It seems like an extremely prescient twist of genetic fate: A mutation that confers HIV resistance became common in Europe centuries before the AIDS epidemic. The reason the mutation persisted, it's long seemed, is that it protected people from bubonic plague. But mathematical modeling reported online this week in the Proceedings of the National Academy of Sciences suggests that the real root of resistance is another scourge of the Middle Ages, smallpox.
About 10% of Europeans carry a mutation that gives them resistance to HIV infection by deleting the virus's target on immune cells, a protein called the CCR5 chemokine receptor.
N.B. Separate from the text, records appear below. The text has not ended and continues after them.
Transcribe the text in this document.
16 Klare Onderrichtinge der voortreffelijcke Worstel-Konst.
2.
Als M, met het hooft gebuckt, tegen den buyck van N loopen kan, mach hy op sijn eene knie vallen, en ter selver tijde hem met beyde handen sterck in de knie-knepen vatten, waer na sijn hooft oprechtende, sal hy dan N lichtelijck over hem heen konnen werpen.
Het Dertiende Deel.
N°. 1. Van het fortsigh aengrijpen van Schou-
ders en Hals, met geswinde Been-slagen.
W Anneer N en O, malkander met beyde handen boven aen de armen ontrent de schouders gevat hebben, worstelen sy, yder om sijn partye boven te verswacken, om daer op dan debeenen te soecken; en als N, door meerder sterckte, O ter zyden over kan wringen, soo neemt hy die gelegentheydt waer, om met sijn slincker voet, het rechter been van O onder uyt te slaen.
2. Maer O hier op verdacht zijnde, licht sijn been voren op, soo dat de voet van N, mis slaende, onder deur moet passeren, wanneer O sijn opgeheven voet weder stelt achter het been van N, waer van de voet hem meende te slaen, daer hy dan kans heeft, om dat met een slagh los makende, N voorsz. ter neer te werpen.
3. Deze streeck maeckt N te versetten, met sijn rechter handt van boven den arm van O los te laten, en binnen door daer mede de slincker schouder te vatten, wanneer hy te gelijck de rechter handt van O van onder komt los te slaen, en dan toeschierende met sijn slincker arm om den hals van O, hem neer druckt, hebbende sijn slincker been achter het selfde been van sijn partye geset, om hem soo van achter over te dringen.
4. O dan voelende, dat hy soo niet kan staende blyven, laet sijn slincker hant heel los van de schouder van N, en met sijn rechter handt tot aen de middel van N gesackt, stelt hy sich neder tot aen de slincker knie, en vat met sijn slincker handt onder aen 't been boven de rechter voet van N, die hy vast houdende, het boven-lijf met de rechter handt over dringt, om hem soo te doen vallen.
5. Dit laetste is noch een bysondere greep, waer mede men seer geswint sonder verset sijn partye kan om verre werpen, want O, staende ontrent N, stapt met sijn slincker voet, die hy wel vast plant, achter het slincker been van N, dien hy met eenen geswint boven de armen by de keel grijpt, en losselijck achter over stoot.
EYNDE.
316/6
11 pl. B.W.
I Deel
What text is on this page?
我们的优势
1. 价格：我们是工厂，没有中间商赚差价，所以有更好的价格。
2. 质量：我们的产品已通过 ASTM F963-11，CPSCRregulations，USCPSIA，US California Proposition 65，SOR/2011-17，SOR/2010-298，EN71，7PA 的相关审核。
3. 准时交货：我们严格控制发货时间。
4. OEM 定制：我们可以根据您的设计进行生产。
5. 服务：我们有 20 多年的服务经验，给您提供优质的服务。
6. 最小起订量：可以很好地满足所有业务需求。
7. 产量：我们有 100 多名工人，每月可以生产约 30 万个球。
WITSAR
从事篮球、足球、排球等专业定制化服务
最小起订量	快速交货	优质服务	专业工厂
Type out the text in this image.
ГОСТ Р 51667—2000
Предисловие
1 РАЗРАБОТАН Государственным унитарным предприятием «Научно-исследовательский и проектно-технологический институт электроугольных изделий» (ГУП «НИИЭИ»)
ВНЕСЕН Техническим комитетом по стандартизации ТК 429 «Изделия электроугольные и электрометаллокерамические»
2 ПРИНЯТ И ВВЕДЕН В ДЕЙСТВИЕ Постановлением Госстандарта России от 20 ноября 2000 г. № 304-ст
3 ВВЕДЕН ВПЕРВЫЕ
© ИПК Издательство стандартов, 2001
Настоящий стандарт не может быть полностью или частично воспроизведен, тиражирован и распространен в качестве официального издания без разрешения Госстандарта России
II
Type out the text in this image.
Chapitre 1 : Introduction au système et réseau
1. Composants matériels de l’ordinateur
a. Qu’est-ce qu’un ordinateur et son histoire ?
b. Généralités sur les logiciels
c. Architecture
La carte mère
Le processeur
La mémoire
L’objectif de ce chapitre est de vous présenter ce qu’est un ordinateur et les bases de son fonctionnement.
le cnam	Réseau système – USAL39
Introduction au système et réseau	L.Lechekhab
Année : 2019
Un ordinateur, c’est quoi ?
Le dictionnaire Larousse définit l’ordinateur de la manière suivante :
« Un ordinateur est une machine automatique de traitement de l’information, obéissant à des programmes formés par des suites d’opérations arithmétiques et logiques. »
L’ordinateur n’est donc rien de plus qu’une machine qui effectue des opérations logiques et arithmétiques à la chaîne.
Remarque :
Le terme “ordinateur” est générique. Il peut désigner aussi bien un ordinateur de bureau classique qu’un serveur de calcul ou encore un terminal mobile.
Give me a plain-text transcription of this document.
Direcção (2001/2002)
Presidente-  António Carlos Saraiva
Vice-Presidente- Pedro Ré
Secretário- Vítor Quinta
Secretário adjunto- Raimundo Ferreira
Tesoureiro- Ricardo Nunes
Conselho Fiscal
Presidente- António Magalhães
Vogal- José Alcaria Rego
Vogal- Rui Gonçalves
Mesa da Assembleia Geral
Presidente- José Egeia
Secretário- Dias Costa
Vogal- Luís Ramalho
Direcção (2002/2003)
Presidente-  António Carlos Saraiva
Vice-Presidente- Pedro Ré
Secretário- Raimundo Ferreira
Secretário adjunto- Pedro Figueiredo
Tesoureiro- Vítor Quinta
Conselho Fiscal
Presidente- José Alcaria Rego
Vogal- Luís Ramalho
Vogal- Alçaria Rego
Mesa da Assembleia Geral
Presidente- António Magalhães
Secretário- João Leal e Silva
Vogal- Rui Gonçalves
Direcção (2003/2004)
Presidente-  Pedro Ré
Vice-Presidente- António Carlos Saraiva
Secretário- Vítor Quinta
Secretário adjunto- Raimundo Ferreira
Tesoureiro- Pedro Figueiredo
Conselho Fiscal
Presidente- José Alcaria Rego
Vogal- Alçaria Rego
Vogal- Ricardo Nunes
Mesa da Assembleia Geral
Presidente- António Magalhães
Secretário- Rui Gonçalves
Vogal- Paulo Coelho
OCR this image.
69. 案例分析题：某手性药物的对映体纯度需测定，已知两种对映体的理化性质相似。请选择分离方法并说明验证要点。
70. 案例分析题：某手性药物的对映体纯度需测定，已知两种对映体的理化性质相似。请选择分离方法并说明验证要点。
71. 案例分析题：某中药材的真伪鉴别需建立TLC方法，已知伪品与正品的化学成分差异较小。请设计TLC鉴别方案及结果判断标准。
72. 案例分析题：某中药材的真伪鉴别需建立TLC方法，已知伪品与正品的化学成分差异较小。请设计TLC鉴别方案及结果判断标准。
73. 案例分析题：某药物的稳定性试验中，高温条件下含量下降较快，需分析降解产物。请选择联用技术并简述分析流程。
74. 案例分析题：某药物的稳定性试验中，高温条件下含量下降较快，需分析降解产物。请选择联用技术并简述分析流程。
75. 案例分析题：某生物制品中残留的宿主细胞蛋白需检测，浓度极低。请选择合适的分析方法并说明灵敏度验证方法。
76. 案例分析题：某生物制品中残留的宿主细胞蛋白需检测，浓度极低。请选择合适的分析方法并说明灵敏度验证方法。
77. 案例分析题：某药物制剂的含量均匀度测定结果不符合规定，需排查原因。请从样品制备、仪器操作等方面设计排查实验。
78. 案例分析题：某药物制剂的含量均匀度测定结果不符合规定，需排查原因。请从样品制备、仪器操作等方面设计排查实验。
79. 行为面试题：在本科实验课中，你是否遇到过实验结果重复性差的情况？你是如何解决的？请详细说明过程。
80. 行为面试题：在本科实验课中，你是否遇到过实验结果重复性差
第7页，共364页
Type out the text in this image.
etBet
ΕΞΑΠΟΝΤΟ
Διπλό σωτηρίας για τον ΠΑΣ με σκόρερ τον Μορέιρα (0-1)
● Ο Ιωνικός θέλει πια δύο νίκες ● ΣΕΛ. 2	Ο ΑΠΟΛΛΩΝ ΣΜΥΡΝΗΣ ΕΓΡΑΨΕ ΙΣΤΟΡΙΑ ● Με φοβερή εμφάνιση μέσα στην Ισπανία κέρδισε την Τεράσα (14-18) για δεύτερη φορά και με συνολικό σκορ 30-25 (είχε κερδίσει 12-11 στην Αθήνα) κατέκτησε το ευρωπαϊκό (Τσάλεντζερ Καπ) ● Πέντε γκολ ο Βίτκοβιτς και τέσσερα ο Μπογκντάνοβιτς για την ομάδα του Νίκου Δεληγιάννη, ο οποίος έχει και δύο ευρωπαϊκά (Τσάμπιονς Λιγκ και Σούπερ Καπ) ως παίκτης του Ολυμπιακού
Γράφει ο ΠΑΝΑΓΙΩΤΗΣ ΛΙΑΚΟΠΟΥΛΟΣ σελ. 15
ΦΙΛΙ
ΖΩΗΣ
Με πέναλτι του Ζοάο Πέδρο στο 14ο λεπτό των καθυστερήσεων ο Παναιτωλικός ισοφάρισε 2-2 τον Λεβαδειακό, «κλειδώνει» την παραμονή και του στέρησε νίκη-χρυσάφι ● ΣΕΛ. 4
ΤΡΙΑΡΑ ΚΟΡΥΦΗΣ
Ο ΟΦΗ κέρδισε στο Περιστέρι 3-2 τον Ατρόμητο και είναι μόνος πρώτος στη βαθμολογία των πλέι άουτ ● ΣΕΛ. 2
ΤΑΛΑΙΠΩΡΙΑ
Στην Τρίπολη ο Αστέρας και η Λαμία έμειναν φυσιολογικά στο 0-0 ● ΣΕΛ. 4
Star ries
Because the mutation is thought to have popped up 700 years ago, long before AIDS appeared, biologists have assumed that the mutation confers resistance to a second pathogen, Yersinia pestis, which killed up to 40% of Europeans in the 14th century. The mutation would survive in the population because it would protect carriers from subsequent outbreaks of plague.
But calculations by Alison Galvani and Montgomery Slatkin, population geneticists at the University of California, Berkeley, indicate that Yersinia didn't keep the mutation in the gene pool. Although bubonic plague did kill more Europeans in a shorter period of time than any other disease, Galvani and Slatkin's mathematical model indicates that outbreaks were too rare to have made the CCR5 mutation as common as it is. But smallpox, which has infected Europeans for at least 2000 years, has racked up far more death than the plague. And smallpox is viciously talented at favoring the mutation: Unlike the plague, it predominantly kills children, preventing the nonresistant gene from being passed on. Galvani and Slatkin also argue that the smallpox virus makes better biological sense because it infects immune cells in a similar way as HIV does.
The case is compelling, says Michael Stumpf, a mathematical biologist at Imperial College, London. “The original link between HIV and Yersinia pestis has been rather circumstantial,” says Stumpf, because the origin of the CCR5 mutation “happened to fall into the time of the plague.” However, he says, the mutation could actually be much older.